キューバ「オーガニック大国」になった意外な経緯 大国に振り回される中、たどりついた農業
日本人にとって馴染みのある土地でも、旅行ランキング上位に上がってくる国でもないけれど、一部の旅人にとっては憧れの場所で、「古き良き」という枕詞をつけてしばしば語られる。クラシックカーにコロニアル建築にチェ・ゲバラ、というのがその人たちの口から出てくる言葉だ。
私がこの国を訪れたのは、2018年秋。そんなのは作られたイメージだろうと思っていたのだが、首都ハバナの市街を歩くと、本当に1950年代のクラシックカーが走り、パステルカラーのコロニアル調の建物が並んでいた。

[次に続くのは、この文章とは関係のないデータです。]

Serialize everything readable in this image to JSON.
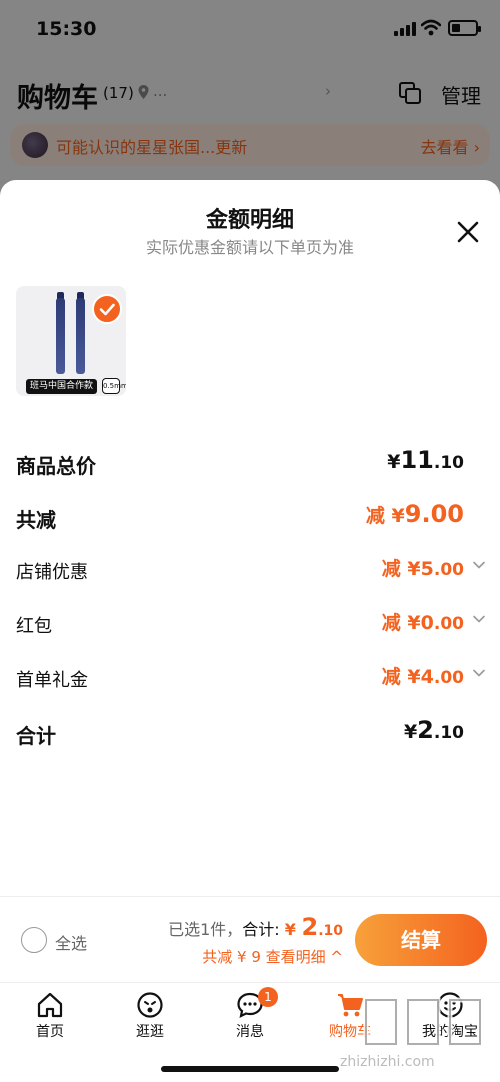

70年前で時が止まったような風景は、つい写真に収めたくなる。その中を歩いていると、ブロック塀の落書きやみやげもの屋で革命家のチェ・ゲバラの顔を見る。高校の社会科の教科書で見かけたようなおぼろげな記憶しかないけれど、ここが彼の土地だったか。
2週間家庭に滞在して見えた「台所事情」
家庭の台所に入ってみると、憧れだけでは済まない一面も見えてくる。2週間ほど家庭に滞在しながら生活していて印象に残っているのは、「物がない」という状況だ。
最初にお世話になった家庭のマリリザさんは、家政婦として働きながら、高齢の母の世話をしている。彼女にくっついて市場に買い物に行った。市場といってもさほど広いわけではなく、豆とキャッサバ芋と数種類の野菜だけが売られていて小さな直売所のような雰囲気だ。
マリリザは、オクラを握って念入りに硬さを確かめながら選び、インゲン豆も買って、アボカドに手を伸ばしたが「ものがよくないのに高い」と言って顔をしかめた。
次の市場でアボカドを探すも、硬くて小さいと素通りし、3軒目に行った少し高級そうな市場でようやくお眼鏡にかなうものを発見。「少し高いけれど、あなたにいいものを食べさせたいからね」と言って、慎重に選んだ1つを買ってくれた。